Eaton: When was the last time you made a sale from the shop to a tourist?
Adli Mahmoud Musla Almost a year ago. A small sale.
Musla hopes that peace with Israel will someday usher in a new era of tourism for the West Bank.
But Palestinian-American businessman Sam Bahour says that era won’t come without new investments and the time to make them is now.
Sam Bahour: In normal business terms high risk means high return. Putting seeds into the economy today may pay off big time.
Both for investors, and for the Palestinian people, the recent tourism revival in Bethlehem has helped cut the city’s unemployment rate in half. And that’s also good for Israel. Bahour says every new job, means one less protestor throwing rocks at Israeli tanks.
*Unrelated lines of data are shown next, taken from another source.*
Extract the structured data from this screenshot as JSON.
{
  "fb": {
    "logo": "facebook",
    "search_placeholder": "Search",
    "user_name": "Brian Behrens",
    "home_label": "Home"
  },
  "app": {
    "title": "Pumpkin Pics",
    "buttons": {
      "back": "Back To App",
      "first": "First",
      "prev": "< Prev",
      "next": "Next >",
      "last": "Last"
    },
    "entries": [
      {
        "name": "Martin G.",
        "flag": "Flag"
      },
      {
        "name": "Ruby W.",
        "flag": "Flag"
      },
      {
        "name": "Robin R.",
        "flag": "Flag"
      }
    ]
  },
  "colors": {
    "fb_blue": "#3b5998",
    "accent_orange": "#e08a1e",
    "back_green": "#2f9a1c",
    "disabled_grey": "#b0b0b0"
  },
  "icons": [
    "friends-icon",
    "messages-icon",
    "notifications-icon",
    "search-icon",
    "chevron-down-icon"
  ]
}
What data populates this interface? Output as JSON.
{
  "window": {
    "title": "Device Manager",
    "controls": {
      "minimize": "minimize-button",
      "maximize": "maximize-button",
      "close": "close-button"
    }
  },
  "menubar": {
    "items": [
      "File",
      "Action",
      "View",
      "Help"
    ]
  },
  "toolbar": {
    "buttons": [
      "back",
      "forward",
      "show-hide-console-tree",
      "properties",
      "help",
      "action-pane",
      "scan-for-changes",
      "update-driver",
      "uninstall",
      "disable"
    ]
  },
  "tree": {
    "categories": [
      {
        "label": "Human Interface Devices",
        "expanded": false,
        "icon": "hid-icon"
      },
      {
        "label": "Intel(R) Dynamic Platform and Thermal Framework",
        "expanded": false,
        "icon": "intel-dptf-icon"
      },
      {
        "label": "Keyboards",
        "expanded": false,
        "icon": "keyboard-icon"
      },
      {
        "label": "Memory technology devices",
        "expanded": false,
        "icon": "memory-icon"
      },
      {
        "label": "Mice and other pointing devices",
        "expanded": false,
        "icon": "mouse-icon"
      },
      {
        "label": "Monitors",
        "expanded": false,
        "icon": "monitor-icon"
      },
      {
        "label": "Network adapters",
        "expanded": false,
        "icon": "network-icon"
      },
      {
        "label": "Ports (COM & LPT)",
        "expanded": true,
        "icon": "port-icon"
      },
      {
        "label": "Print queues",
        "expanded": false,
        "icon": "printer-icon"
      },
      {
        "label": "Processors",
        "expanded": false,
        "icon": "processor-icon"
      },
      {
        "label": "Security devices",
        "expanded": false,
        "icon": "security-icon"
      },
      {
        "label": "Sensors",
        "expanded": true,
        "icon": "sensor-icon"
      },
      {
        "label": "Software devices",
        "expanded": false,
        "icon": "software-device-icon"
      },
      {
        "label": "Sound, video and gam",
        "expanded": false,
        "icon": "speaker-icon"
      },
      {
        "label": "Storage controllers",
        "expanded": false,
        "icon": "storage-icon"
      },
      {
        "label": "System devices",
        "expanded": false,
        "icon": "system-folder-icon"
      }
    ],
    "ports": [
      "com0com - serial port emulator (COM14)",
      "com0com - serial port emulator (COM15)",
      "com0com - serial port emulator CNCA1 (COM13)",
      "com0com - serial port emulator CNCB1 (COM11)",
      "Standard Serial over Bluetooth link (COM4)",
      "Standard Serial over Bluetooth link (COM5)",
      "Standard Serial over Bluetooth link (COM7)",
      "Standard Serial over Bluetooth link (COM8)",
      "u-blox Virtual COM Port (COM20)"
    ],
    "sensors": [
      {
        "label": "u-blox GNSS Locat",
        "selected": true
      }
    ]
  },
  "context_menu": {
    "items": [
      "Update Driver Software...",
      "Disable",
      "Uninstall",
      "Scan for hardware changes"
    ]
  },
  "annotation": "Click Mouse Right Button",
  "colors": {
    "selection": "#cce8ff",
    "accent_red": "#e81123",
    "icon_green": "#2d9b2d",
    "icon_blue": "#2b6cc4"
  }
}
The day the Israelis wake up and understand that this occupation is not only affecting us but it’s even affecting their own ability to grow, I think that we’re going to see an influx of tourists that will be written about for a very long time.
That day couldn’t come any sooner to towns like Sebastia. As we leave, dozens of young men play soccer in a parking lot built for tour buses. And the shopkeeper I spoke with closes his store again, hoping another year won’t go by before he makes his next sale.
In the West Bank, I’m Sam Eaton for Marketplace.